Now more than ever, it's important for us to be in community with one another. While many of us may be struggling with social distancing and a natural sense of worry over current conditions, those who have experienced trauma must balance both personal trauma and the uncertainty of a global situation. We here at the Center are acutely aware of the unique challenges that survivors may be going through during this time of uncertainty.
Although our in-person services have been suspended due to COVID-19, we are turning SAAM into an online event to continue to raise awareness for survivors. Throughout the month, we will be focusing on three themes for SAAM: Empathy, Community, and Coping.
We often emphasize the importance of not just listening to survivors but listening without judgment. At the core of this skill is empathy. Empathy is essential in not only listening, but to then learn, believe, and act in the best interest of the survivor. But what is empathy?
It is the ability to understand and share someone else's feelings. You may not have a personal experience with sexual assault, but you can put yourself in another person's shoes and understand the pain, confusion, anger, and sadness that can happen. Listening with empathy is not about victim-blaming or doubting their experience. If someone felt as though they were violated in some way, then their experience is always valid. As advocates, our job is not to investigate or provide our own opinion on the matter, but to be a support system for someone who has been through something incredibly traumatic. When a friend or loved one shares something difficult with you, they are mostly looking for someone to listen.
Struggling with empathy? Try some of these statements.
As Brené Brown puts it, empathy fuels connection. We cannot even begin to connect with each other if we don't show empathy for other people. Advocating for others isn’t a one-way street where you do something good for someone and then you both go about your way. When you’ve touched someone’s life in a positive way, you feel connected to them, no matter how short you may have interacted with them; it’s a bonding experience. Connection, as a result, builds community.
And as a community, we must all work together to combat sexual assault. The wonderful thing about community is that we are all built of different strengths that can contribute to ending sexual violence.
Don't feel comfortable with direct service? Consider sharing resources and information with others about sexual assault. Not great at behind-the-scenes work? Consider signing up for a crisis hotline or volunteering at a support group?
There are a number of ways to help out so that you feel not only comfortable but fulfilled in the work that you are doing. It's important for everyone to show support survivors, and if we do not know anyone who has not been directly or indirectly affected, then we need to learn how to be an ally for others.
These are unprecedented times right now. We are all, as a community, searching for ways to cope with and understand what is happening in the world. It is essential to not only have healthy coping mechanisms for the state of the world but also for the things happening in our personal lives. This goes for both survivors and those who support survivors. We know that survivors of sexual assault experience varying degrees of traumatic stress.
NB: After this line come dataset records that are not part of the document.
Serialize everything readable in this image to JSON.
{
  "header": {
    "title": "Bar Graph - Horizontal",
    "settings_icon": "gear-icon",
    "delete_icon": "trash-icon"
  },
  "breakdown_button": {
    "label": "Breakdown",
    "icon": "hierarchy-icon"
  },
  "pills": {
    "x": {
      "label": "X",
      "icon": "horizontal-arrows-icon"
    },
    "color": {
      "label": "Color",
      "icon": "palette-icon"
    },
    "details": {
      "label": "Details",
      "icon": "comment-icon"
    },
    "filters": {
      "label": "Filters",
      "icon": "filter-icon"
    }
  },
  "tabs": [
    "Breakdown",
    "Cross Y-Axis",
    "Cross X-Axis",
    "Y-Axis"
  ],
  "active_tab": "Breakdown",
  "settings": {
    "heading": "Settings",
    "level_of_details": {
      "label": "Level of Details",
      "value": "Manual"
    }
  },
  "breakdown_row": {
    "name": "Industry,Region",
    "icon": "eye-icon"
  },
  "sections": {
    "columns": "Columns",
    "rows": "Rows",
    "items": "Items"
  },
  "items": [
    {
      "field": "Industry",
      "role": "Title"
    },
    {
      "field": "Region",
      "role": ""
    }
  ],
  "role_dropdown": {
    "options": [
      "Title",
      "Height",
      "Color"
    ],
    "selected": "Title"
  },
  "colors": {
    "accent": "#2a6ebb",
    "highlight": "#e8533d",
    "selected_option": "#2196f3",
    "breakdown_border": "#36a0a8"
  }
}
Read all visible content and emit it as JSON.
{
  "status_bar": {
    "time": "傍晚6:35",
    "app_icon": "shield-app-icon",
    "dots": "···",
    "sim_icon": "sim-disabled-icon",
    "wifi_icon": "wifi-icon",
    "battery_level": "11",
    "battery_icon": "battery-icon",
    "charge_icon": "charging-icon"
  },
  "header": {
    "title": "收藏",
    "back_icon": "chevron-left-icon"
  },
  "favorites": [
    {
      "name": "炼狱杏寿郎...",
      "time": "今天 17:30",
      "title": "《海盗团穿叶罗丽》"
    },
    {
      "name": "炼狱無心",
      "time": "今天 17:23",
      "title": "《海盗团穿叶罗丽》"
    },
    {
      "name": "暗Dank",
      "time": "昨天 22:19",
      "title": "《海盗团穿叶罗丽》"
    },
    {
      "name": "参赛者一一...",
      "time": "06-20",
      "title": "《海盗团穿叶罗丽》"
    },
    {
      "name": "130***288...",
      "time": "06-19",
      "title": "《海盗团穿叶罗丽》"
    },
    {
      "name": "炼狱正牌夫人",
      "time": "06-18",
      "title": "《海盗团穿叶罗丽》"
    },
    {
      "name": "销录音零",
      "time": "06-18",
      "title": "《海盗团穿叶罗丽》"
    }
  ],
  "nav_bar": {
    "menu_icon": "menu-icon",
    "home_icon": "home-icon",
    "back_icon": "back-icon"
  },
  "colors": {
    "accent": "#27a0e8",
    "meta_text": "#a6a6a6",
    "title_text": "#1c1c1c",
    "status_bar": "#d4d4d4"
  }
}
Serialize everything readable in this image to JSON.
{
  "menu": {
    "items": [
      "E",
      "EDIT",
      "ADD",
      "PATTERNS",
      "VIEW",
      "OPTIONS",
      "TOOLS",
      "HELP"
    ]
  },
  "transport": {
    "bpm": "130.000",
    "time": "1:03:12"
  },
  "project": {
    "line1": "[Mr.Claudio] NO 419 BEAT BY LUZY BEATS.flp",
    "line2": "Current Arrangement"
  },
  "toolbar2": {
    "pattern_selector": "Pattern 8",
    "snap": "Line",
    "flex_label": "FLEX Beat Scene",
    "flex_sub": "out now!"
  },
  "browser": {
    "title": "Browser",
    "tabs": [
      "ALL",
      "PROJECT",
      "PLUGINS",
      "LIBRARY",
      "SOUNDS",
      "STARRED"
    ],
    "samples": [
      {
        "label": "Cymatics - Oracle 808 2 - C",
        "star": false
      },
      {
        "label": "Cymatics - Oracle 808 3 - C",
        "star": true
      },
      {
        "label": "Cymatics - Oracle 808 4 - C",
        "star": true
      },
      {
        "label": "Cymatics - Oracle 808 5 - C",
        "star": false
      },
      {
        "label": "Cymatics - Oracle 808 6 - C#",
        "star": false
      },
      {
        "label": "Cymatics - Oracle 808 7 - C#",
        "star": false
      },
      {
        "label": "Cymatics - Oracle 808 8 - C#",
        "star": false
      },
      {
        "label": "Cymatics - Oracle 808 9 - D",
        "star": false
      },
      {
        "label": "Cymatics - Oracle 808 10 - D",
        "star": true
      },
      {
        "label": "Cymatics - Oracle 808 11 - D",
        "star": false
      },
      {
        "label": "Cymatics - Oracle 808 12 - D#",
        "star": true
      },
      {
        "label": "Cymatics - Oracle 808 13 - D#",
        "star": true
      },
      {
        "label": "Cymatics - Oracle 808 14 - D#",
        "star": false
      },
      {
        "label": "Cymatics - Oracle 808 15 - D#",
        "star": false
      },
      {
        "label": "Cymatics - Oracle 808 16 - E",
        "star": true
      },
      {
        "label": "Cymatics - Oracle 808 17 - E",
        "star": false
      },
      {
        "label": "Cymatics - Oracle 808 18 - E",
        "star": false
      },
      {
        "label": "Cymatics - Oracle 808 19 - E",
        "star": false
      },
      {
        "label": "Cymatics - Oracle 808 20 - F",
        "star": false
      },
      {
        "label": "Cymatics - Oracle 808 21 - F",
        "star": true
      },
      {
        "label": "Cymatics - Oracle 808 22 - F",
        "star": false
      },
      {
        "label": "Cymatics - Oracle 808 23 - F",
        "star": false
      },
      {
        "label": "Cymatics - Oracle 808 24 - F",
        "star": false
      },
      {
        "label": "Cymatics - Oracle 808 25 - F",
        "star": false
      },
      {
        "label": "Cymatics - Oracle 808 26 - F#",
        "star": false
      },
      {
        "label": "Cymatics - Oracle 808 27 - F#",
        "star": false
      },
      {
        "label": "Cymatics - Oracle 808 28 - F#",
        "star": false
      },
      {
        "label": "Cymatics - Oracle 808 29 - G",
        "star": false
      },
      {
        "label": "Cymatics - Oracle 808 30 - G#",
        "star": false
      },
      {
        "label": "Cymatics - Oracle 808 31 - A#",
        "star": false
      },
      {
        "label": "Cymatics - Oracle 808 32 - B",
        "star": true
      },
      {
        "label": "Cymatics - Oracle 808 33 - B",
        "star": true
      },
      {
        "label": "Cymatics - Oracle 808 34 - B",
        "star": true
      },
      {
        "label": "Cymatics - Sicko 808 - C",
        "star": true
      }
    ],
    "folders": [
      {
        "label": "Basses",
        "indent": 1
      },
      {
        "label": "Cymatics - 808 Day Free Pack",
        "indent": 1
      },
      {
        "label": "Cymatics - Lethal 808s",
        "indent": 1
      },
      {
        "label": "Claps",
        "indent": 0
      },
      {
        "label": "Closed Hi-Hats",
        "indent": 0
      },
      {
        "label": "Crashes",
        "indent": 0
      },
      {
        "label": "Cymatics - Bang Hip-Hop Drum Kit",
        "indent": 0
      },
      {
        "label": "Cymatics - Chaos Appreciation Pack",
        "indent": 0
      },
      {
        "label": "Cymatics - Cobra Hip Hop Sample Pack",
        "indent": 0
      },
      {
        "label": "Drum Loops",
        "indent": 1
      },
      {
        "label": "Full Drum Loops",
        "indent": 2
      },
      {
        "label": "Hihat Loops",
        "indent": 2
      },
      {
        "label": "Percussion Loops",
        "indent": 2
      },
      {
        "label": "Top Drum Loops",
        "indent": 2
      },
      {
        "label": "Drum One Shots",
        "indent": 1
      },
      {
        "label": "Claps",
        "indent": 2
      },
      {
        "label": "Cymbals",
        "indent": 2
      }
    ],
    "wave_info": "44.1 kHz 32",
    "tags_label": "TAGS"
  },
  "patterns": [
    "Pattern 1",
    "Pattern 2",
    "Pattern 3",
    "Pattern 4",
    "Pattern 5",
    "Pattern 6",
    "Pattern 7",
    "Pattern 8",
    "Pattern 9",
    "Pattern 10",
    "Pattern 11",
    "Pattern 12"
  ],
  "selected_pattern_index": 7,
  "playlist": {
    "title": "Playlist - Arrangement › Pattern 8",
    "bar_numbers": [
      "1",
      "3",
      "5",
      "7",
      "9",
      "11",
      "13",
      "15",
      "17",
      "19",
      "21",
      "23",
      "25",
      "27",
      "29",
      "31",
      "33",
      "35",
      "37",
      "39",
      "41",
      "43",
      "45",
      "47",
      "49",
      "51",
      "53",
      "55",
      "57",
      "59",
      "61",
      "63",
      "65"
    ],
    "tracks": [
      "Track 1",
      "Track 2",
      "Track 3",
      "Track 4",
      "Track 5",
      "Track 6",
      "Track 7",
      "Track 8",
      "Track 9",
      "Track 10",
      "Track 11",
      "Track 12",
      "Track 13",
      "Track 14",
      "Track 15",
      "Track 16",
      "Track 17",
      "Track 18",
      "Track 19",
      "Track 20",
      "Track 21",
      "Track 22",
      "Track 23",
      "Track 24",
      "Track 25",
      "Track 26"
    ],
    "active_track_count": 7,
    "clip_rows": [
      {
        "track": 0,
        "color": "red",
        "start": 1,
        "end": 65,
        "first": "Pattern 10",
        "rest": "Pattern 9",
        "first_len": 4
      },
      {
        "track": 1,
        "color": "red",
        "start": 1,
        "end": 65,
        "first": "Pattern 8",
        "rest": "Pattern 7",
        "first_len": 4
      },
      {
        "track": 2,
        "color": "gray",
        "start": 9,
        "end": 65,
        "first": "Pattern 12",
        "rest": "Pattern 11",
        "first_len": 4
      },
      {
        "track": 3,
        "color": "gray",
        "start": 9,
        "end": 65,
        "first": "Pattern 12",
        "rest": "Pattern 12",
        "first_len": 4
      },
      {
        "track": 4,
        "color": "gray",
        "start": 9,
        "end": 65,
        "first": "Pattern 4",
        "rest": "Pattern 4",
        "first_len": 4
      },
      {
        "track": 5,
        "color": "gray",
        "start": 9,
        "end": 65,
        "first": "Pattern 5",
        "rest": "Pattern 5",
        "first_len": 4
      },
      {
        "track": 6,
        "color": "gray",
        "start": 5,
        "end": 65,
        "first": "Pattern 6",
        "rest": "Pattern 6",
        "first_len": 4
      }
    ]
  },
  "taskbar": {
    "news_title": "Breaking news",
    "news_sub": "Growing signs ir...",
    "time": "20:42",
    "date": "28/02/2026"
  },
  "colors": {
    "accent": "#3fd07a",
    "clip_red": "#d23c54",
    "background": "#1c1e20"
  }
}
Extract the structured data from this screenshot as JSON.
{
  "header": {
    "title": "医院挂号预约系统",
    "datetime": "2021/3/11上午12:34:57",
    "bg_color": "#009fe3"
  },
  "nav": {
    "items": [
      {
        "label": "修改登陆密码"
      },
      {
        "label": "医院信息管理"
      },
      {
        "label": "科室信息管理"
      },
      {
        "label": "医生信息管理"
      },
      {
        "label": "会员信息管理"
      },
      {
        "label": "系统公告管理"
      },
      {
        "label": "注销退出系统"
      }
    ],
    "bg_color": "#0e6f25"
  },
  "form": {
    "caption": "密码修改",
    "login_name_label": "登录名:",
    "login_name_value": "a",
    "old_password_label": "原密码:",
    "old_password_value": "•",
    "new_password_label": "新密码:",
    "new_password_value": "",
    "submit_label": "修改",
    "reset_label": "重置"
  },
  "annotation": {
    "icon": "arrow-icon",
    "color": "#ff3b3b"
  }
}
Family, friends, and colleagues of people who have experienced abuse can struggle with distressing feelings, shock, and grief. The support professionals who routinely come in contact with trauma and suffering as part of their work lives are also affected. Regular interaction with trauma can take a toll on those charged with supporting others through difficult times or are somehow—directly or indirectly—working to end hardship and suffering for others.
These effects are known as vicarious trauma. Vicarious trauma happens when we accumulate and carry the stories of trauma—including images, sounds, and resonant details—we have heard, which then come to inform our worldview (Joyful Heart Foundation).
Throughout the month, we will be sharing coping strategies and self-care tips that may be beneficial to anyone dealing with trauma.
We hope that you'll join us through sharing posts, engaging online, and continuing to advocate for sexual assault survivors in whatever way is best.